A fiscalização partiu de uma nota técnica solicitada pela Superintendência-Geral do Cade e abrangeu Goiânia, Rio de Janeiro, Santos, São Paulo e São Vicente. O objetivo é preservar a concorrência e evitar fechamentos de mercado.
A análise aponta que a intensificação da concorrência ocorre com a chegada de Meituan e DiDi ao país, além da expansão de iFood e Rappi. O Cade destaca que a atuação de grandes reservas financeiras pode influenciar o ritmo de entrada de novos players.
Contexto internacional
O Cade compara práticas locais com experiências de Hong Kong, França, Estados Unidos e China. Observa medidas recentes de reguladores globais que restringem cláusulas de exclusividade e monitoram subsídios agressivos. A China, por exemplo, aprovou regras de precificação para plataformas de internet.
A nota técnica também menciona casos de fusões e aquisições como estratégia para eliminar concorrentes. O Cade analisa ainda o uso de vales-refeição por plataformas como vetor de competição no setor.
Perspectivas regulatórias no Brasil
O órgão aponta a necessidade de aperfeiçoar instrumentos de avaliação de condutas em mercados digitais, com estudos de mercado e monitoramento contínuo.
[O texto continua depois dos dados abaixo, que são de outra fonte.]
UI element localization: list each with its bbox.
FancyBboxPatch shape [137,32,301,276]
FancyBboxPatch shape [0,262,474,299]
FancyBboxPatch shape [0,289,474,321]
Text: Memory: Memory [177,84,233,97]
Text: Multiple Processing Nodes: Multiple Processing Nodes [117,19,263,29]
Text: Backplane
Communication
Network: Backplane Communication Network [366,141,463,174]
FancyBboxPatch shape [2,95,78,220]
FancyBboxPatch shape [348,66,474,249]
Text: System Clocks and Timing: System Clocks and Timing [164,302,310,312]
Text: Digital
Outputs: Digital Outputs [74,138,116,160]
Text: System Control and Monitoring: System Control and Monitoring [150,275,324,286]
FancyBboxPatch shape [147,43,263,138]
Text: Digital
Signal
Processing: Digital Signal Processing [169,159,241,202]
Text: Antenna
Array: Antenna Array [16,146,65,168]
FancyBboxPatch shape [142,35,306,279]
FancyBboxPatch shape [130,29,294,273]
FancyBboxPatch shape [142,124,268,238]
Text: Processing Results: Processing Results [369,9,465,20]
As referências internacionais devem subsidiar reformas legislativas e pacotes regulatórios para prevenir danos econômicos.
Há ainda questionamentos a órgãos antitrustes de diversos países sobre práticas de plataformas. O Cade reforça que a nota não representa uma investigação específica, mas um acompanhamento amplo do setor. Diversos processos envolvendo Keeta e 99Food já tramitam no órgão.